Bazı burçlar kısmen de olsa sağlamdı. Sur kapısından içeri girdiğimde tarihi dokusunun bozulmamış ve yemyeşil olması beni çok etkiledi. Sokakta yürürken Ahlat taşıyla yapılmış tarihi evler, fındık ağaçları, çeşmelerden gelen su sesleri beni mest etti. Kadı Cami ve İskenderpaşa Camilerini gezdik. Her iki cami de çok iyi bir şekilde restore edilmesiyle birlikte çevre düzenlemeleri de çok iyi yapılmış.
İskenderpaşa Camii'nin minaresi Mardin Ulu Camii’nin minaresine benziyordu. Caminin az yukarısında bostanların arasında tarihi bir kapı vardı ama tenha olduğu için nereye çıktığına bakamadım.
Kale mahallesinden ayrılıp UNESCO Geçici Dünya Mirası Listesi'nde bulunan Ahlat Selçuklu Meydan Mezarlığı'na gittik. Emir Bayındır Kümbeti’nin olduğu yerden mezarlığı gezmemiz 1 saati aştı.
Her bir taş tek tek süslenmiş, farklı motifler, kimi mezar taşı 3 metre boyunda ve çok eski. En eski mezar taşı 13. yy’a kadar gitmekte.
Mezarlığın kuzeyinde Harabe Şehir denen ve Ahlat’ın ilk kurulduğu bölgeyi yorgunluktan gidemedik. Bu arada mezarlığa girerken ateşimiz ölçüldü ve maske takmak zorunluydu.
Ardından günün son durağı olan Tatvan’a doğru yola çıktık. Yol boyunca Van Gölü -ya da Ahlat Denizi mi diyelim :)- kıyısında kurulmuş köyler, kumsallar, tarlaları, yarımadaları geçe geçe Tatvan’a ulaştık. Van Gölü Ekspresi’nin son durağı olan Tatvan limanıyla, tren garıyla ve transit yollarındaki konumuyla gelişmiş bir ilçe. Nüfusu Bitlis merkezden de daha kalabalık. Tatvan Öğretmenevi'ne yerleşince hayatımda en mutlu olduğum bir anı yaşadım. Odamız Van Gölü manzaralıydı.
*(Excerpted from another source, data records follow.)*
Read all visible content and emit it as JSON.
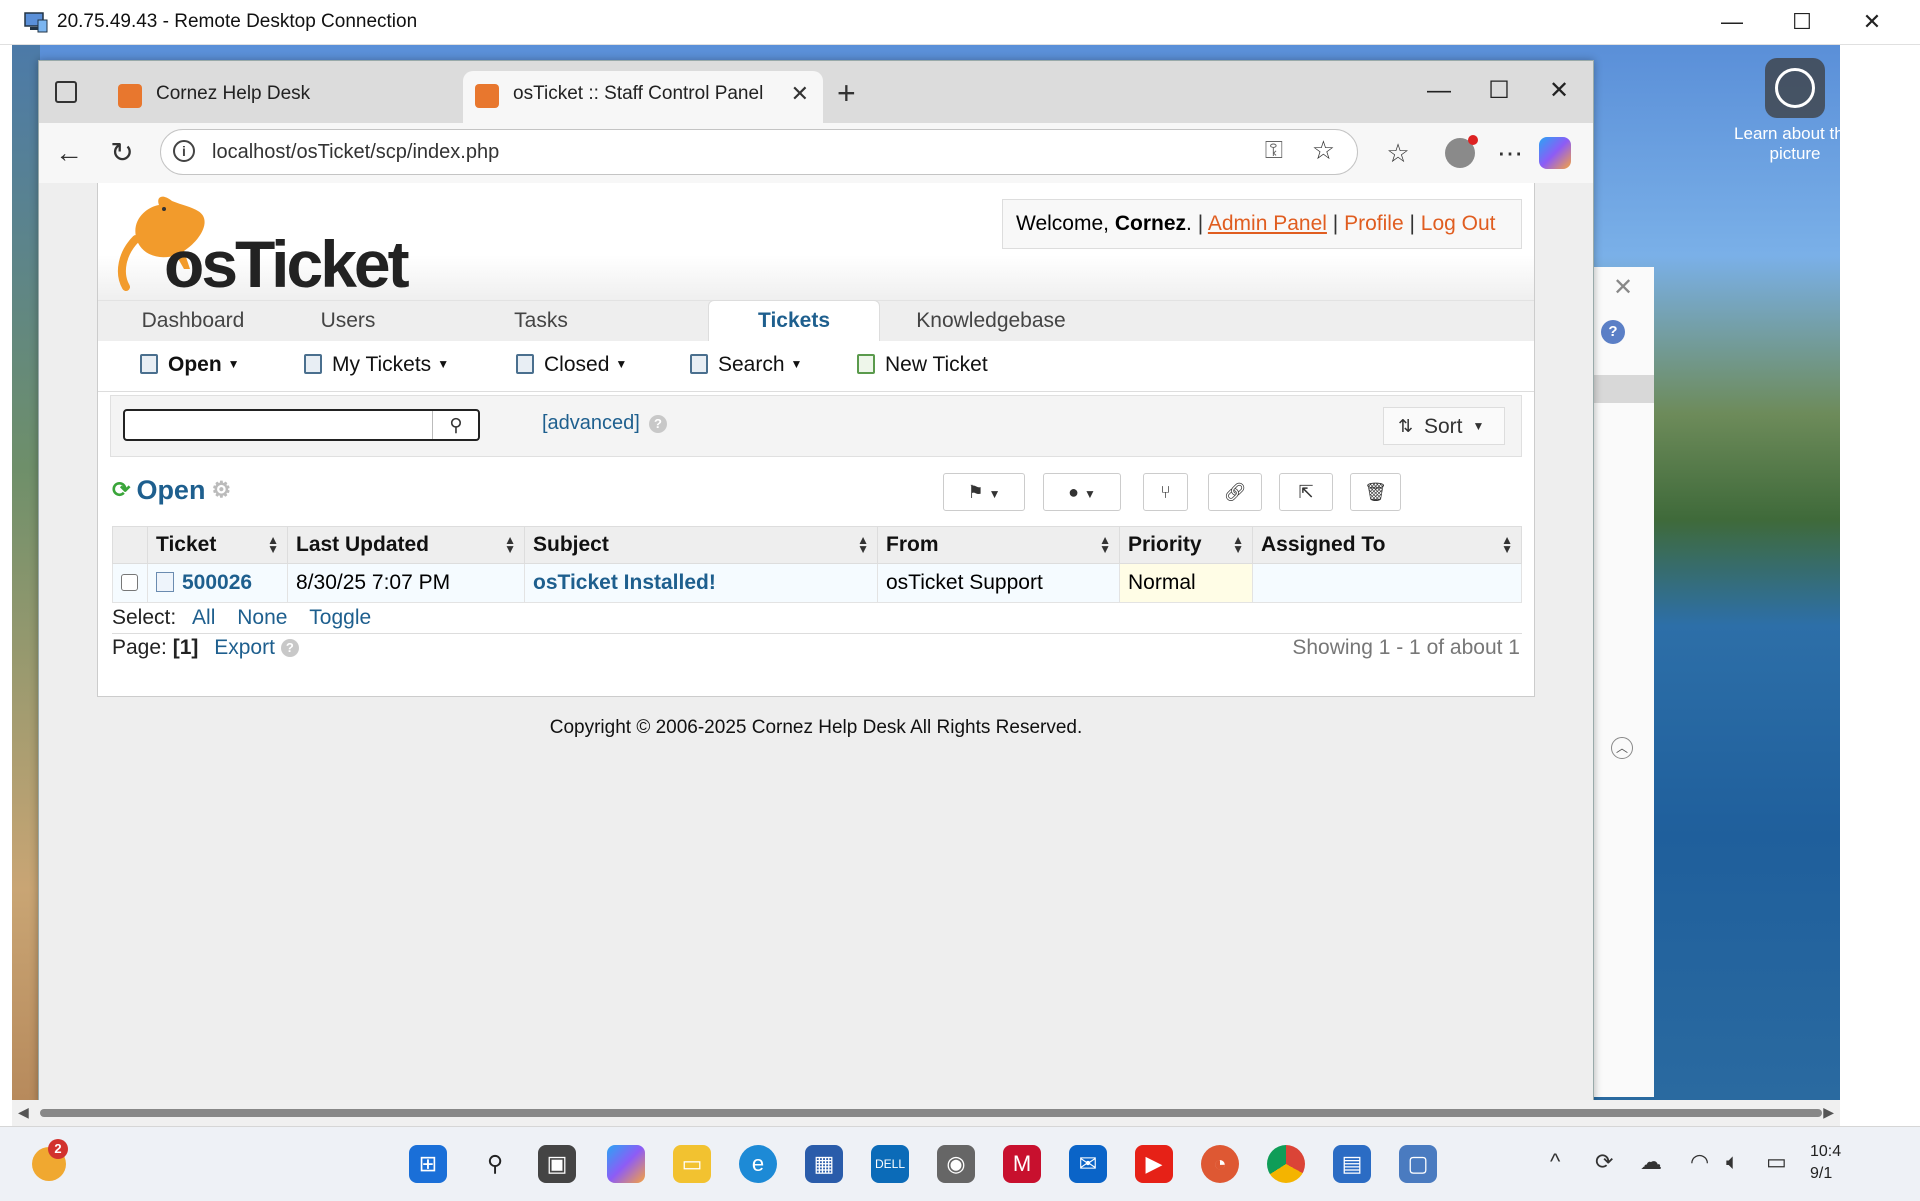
{
  "rdp": {
    "title": "20.75.49.43 - Remote Desktop Connection",
    "minimize": "—",
    "maximize": "☐",
    "close": "✕"
  },
  "desktop": {
    "learn_label": "Learn about this picture"
  },
  "browser": {
    "tabs": [
      {
        "title": "Cornez Help Desk",
        "active": false
      },
      {
        "title": "osTicket :: Staff Control Panel",
        "active": true
      }
    ],
    "tab_close": "✕",
    "new_tab": "+",
    "url": "localhost/osTicket/scp/index.php"
  },
  "header": {
    "welcome_prefix": "Welcome,",
    "user": "Cornez",
    "welcome_suffix": ".",
    "links": [
      "Admin Panel",
      "Profile",
      "Log Out"
    ],
    "separator": "|"
  },
  "nav": {
    "tabs": [
      "Dashboard",
      "Users",
      "Tasks",
      "Tickets",
      "Knowledgebase"
    ],
    "active": "Tickets"
  },
  "subnav": {
    "items": [
      "Open",
      "My Tickets",
      "Closed",
      "Search",
      "New Ticket"
    ]
  },
  "search": {
    "value": "",
    "advanced": "[advanced]",
    "sort_label": "Sort"
  },
  "queue": {
    "title": "Open"
  },
  "table": {
    "columns": [
      "Ticket",
      "Last Updated",
      "Subject",
      "From",
      "Priority",
      "Assigned To"
    ],
    "rows": [
      {
        "ticket": "500026",
        "last_updated": "8/30/25 7:07 PM",
        "subject": "osTicket Installed!",
        "from": "osTicket Support",
        "priority": "Normal",
        "assigned_to": ""
      }
    ]
  },
  "selection": {
    "label": "Select:",
    "options": [
      "All",
      "None",
      "Toggle"
    ]
  },
  "pager": {
    "label": "Page:",
    "current": "[1]",
    "export": "Export",
    "showing": "Showing 1 - 1 of about 1"
  },
  "footer": {
    "copyright": "Copyright © 2006-2025 Cornez Help Desk All Rights Reserved."
  },
  "taskbar": {
    "weather_badge": "2",
    "clock_time": "10:4",
    "clock_date": "9/1"
  },
  "colors": {
    "accent": "#1e5f8e",
    "link_orange": "#e05d20",
    "logo_orange": "#f29b2c"
  }
}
Tatvan sahil hattı ve uçsuz bucaksız Van Gölü manzaralı güzel odamızdan yemek yemek için çarşıya, ardından yürüyüş yapmak için Tatvan sahiline gittik. Yaklaşık 3 km’ lik sahil hattı ile cıvıl cıvıldı. Kafeler, canlı müzikler, bisiklet kiralama noktaları ile sanki bir Ege kasabasındaymış gibi hissettik. Tatvan’daki memur nüfusunun fazla olmasının da etkisiyle Bitlis kadar koyu muhafazakar bir yer değildi Tatvan. Ardından öğretmenevine geçip yattık.
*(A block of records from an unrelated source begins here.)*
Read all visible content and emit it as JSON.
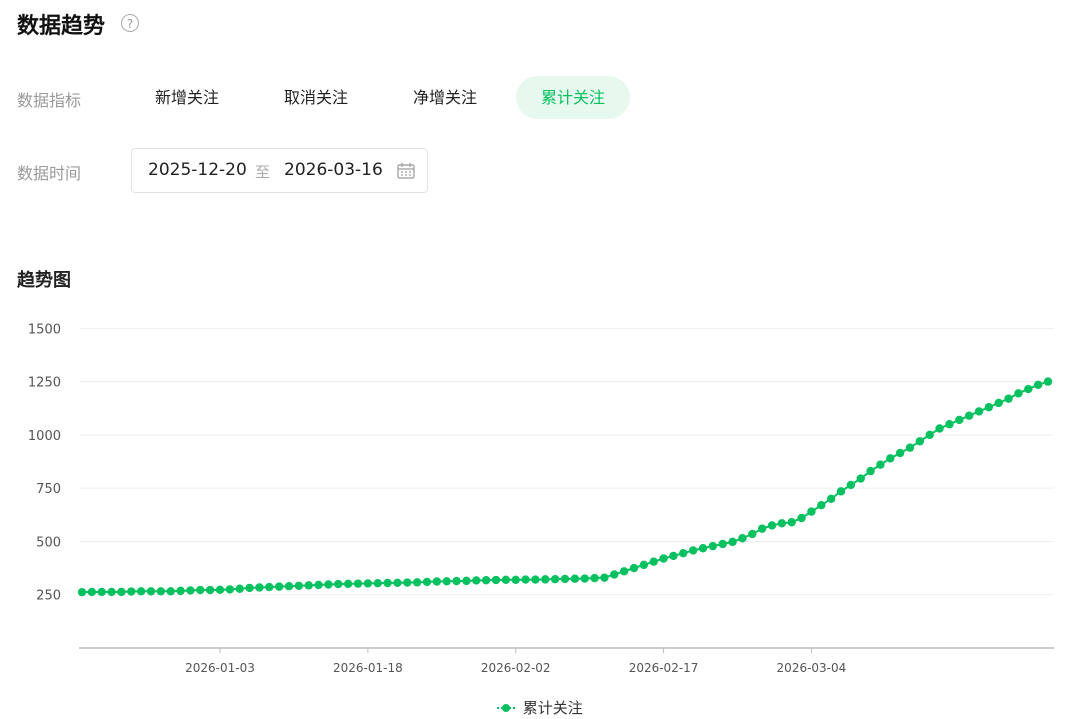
{
  "header": {
    "title": "数据趋势",
    "help_icon": "question-circle-icon"
  },
  "metrics": {
    "label": "数据指标",
    "tabs": [
      {
        "label": "新增关注",
        "active": false
      },
      {
        "label": "取消关注",
        "active": false
      },
      {
        "label": "净增关注",
        "active": false
      },
      {
        "label": "累计关注",
        "active": true
      }
    ]
  },
  "date_range": {
    "label": "数据时间",
    "start": "2025-12-20",
    "separator": "至",
    "end": "2026-03-16",
    "icon": "calendar-icon"
  },
  "section_title": "趋势图",
  "colors": {
    "accent": "#07c160",
    "active_tab_bg": "#e7f8ee"
  },
  "chart_data": {
    "type": "line",
    "start_date": "2025-12-20",
    "x_ticks": [
      "2026-01-03",
      "2026-01-18",
      "2026-02-02",
      "2026-02-17",
      "2026-03-04"
    ],
    "y_ticks": [
      250,
      500,
      750,
      1000,
      1250,
      1500
    ],
    "ylim": [
      0,
      1500
    ],
    "grid": true,
    "legend": "bottom",
    "series": [
      {
        "name": "累计关注",
        "color": "#07c160",
        "values": [
          262,
          263,
          263,
          263,
          263,
          265,
          266,
          266,
          266,
          266,
          268,
          270,
          272,
          272,
          273,
          275,
          278,
          282,
          284,
          286,
          288,
          290,
          292,
          294,
          296,
          298,
          300,
          301,
          302,
          303,
          304,
          305,
          306,
          307,
          308,
          310,
          312,
          313,
          314,
          315,
          317,
          318,
          319,
          320,
          320,
          321,
          321,
          322,
          323,
          324,
          325,
          326,
          328,
          330,
          345,
          360,
          375,
          390,
          405,
          420,
          432,
          445,
          458,
          468,
          478,
          488,
          498,
          515,
          535,
          560,
          575,
          585,
          590,
          610,
          640,
          670,
          700,
          735,
          765,
          795,
          830,
          860,
          890,
          915,
          940,
          970,
          1000,
          1030,
          1050,
          1070,
          1090,
          1110,
          1130,
          1150,
          1170,
          1195,
          1215,
          1235,
          1250
        ]
      }
    ]
  }
}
Sabah erkenden balkona çıkıp Van Gölü ve Nemrut Dağı'nı seyredip, kahvaltımızı yapıp Nemrut Krater Gölü'ne gitmek için yola çıktık. 10 km sonra krater gölünü panoramik olarak görebileceğimiz bir tepeye geldik.
Çok ürkütücüydü, devasa bir çukur ki bu çukur yani kraterin patlamasıyla Van Gölü oluşmuş… Nemrut Krater Gölü'ne gitmek için kalderanın içine girdik, ardından babam daha kısa olur düşüncesiyle tali yola saptı ve daha önce yağmur yağdığından dolayı arabamız uçurumun kenarında saplandı gibi bir şey oldu. Neyse uzun uğraşlarımız sonucu arabayı kurtardıktan sonra Bitlis merkeze hareket ettik.
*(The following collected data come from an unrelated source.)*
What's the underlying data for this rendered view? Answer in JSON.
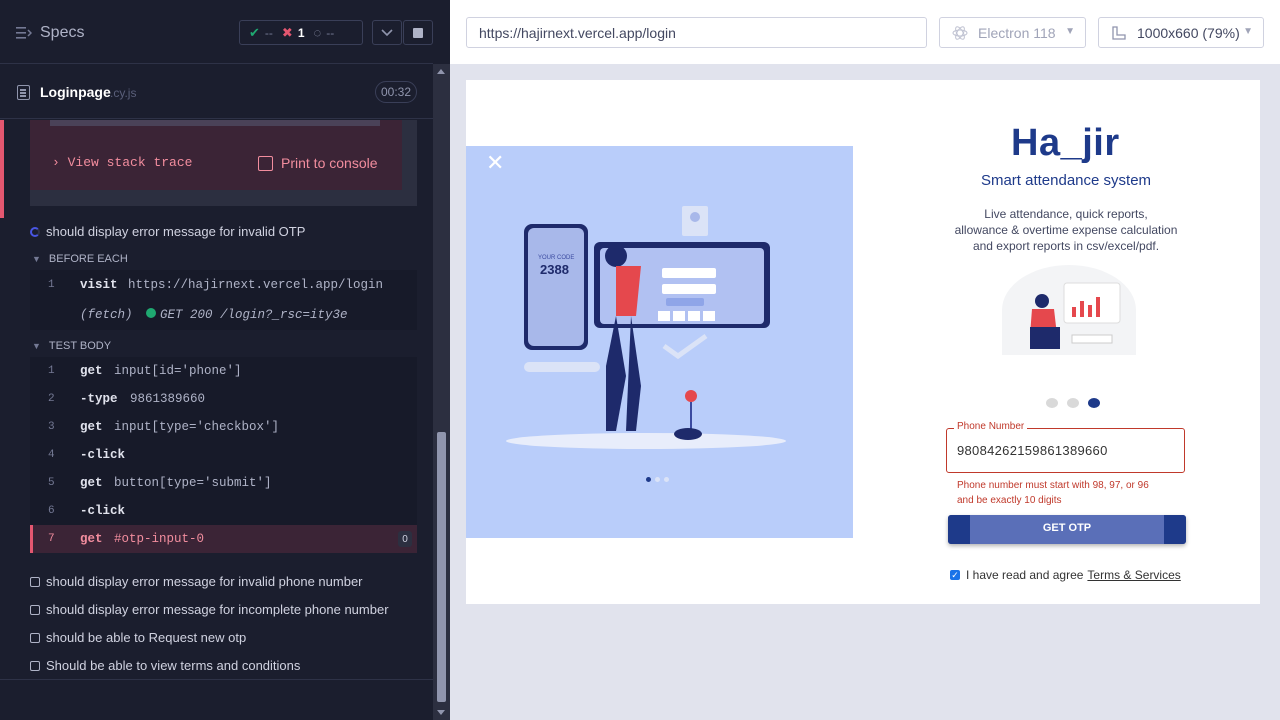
{
  "runner": {
    "specs_title": "Specs",
    "stats": {
      "passed": "--",
      "failed": "1",
      "pending": "--"
    },
    "file": {
      "name": "Loginpage",
      "ext": ".cy.js",
      "timer": "00:32"
    },
    "error": {
      "view_stack_trace": "View stack trace",
      "print_to_console": "Print to console"
    },
    "current_test": "should display error message for invalid OTP",
    "before_each_label": "BEFORE EACH",
    "test_body_label": "TEST BODY",
    "before_each": [
      {
        "num": "1",
        "name": "visit",
        "msg": "https://hajirnext.vercel.app/login"
      },
      {
        "num": "",
        "name": "(fetch)",
        "msg": "GET 200 /login?_rsc=ity3e"
      }
    ],
    "test_body": [
      {
        "num": "1",
        "name": "get",
        "msg": "input[id='phone']"
      },
      {
        "num": "2",
        "name": "-type",
        "msg": "9861389660"
      },
      {
        "num": "3",
        "name": "get",
        "msg": "input[type='checkbox']"
      },
      {
        "num": "4",
        "name": "-click",
        "msg": ""
      },
      {
        "num": "5",
        "name": "get",
        "msg": "button[type='submit']"
      },
      {
        "num": "6",
        "name": "-click",
        "msg": ""
      },
      {
        "num": "7",
        "name": "get",
        "msg": "#otp-input-0",
        "badge": "0"
      }
    ],
    "other_tests": [
      "should display error message for invalid phone number",
      "should display error message for incomplete phone number",
      "should be able to Request new otp",
      "Should be able to view terms and conditions"
    ]
  },
  "browser": {
    "url": "https://hajirnext.vercel.app/login",
    "browser_name": "Electron 118",
    "viewport": "1000x660  (79%)"
  },
  "app": {
    "logo": "Ha_jir",
    "tagline": "Smart attendance system",
    "description_lines": [
      "Live attendance, quick reports,",
      "allowance & overtime expense calculation",
      "and export reports in csv/excel/pdf."
    ],
    "illustration_code_label": "YOUR CODE",
    "illustration_code": "2388",
    "phone_label": "Phone Number",
    "phone_value": "98084262159861389660",
    "phone_error_lines": [
      "Phone number must start with 98, 97, or 96",
      "and be exactly 10 digits"
    ],
    "otp_button": "GET OTP",
    "agree_text": "I have read and agree",
    "terms_link": "Terms & Services"
  },
  "colors": {
    "accent": "#1e3a8a",
    "error": "#c0392b",
    "runner_fail": "#e45770"
  }
}
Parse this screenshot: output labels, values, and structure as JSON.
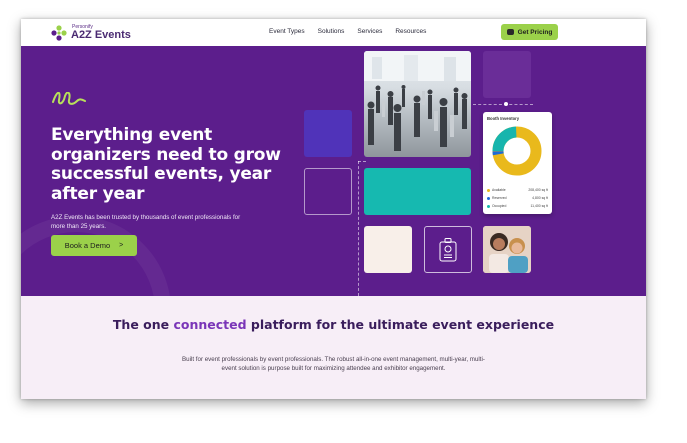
{
  "nav": {
    "logo_small": "Personify",
    "logo_main": "A2Z Events",
    "links": [
      "Event Types",
      "Solutions",
      "Services",
      "Resources"
    ],
    "pricing_label": "Get Pricing"
  },
  "hero": {
    "headline": "Everything event organizers need to grow successful events, year after year",
    "subtext": "A2Z Events has been trusted by thousands of event professionals for more than 25 years.",
    "demo_label": "Book a Demo",
    "demo_chevron": ">"
  },
  "booth_card": {
    "title": "Booth Inventory",
    "legend": [
      {
        "name": "Available",
        "value": "208,400 sq ft",
        "color": "#e9b91c"
      },
      {
        "name": "Reserved",
        "value": "4,800 sq ft",
        "color": "#1e6bd6"
      },
      {
        "name": "Occupied",
        "value": "11,400 sq ft",
        "color": "#17b5ad"
      }
    ]
  },
  "lower": {
    "title_pre": "The one ",
    "title_highlight": "connected",
    "title_post": " platform for the ultimate event experience",
    "body": "Built for event professionals by event professionals. The robust all-in-one event management, multi-year, multi-event solution is purpose built for maximizing attendee and exhibitor engagement."
  },
  "colors": {
    "hero_bg": "#5c1e8c",
    "accent_green": "#9bd14a",
    "teal": "#16b9b0",
    "lower_bg": "#f7eef7"
  }
}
Bitlis’in kurulduğu yer çok acayip bir coğrafya. Bitlis’e Mardin’in yeşil hali diyebiliriz ama Mardin kadar korunamamış. Yamaçlara dayanan kat kat tarihi konakları, camileri ve köprüleriyle otantik bir havası vardı. Ayrıca Türkiye’de Atatürk’ün ismini taşıyan 3 camiden biri de Bitlis'te.
Bitlis Kalesi dik bir yamaca kurulmuş olup üstüne çıkılmıyor, Bitlis Kalesi’nin altında ise Bitlis Belediyesi'nin tarihi binası bulunmakta. Hasiye Medresesi ise 16. yy’da inşa edilip bugün kamu binası olarak hala kullanılmaktadır. Güzel bir hafta sonu geçirdiğimiz Bitlis gezimiz de burada sonlandırdık.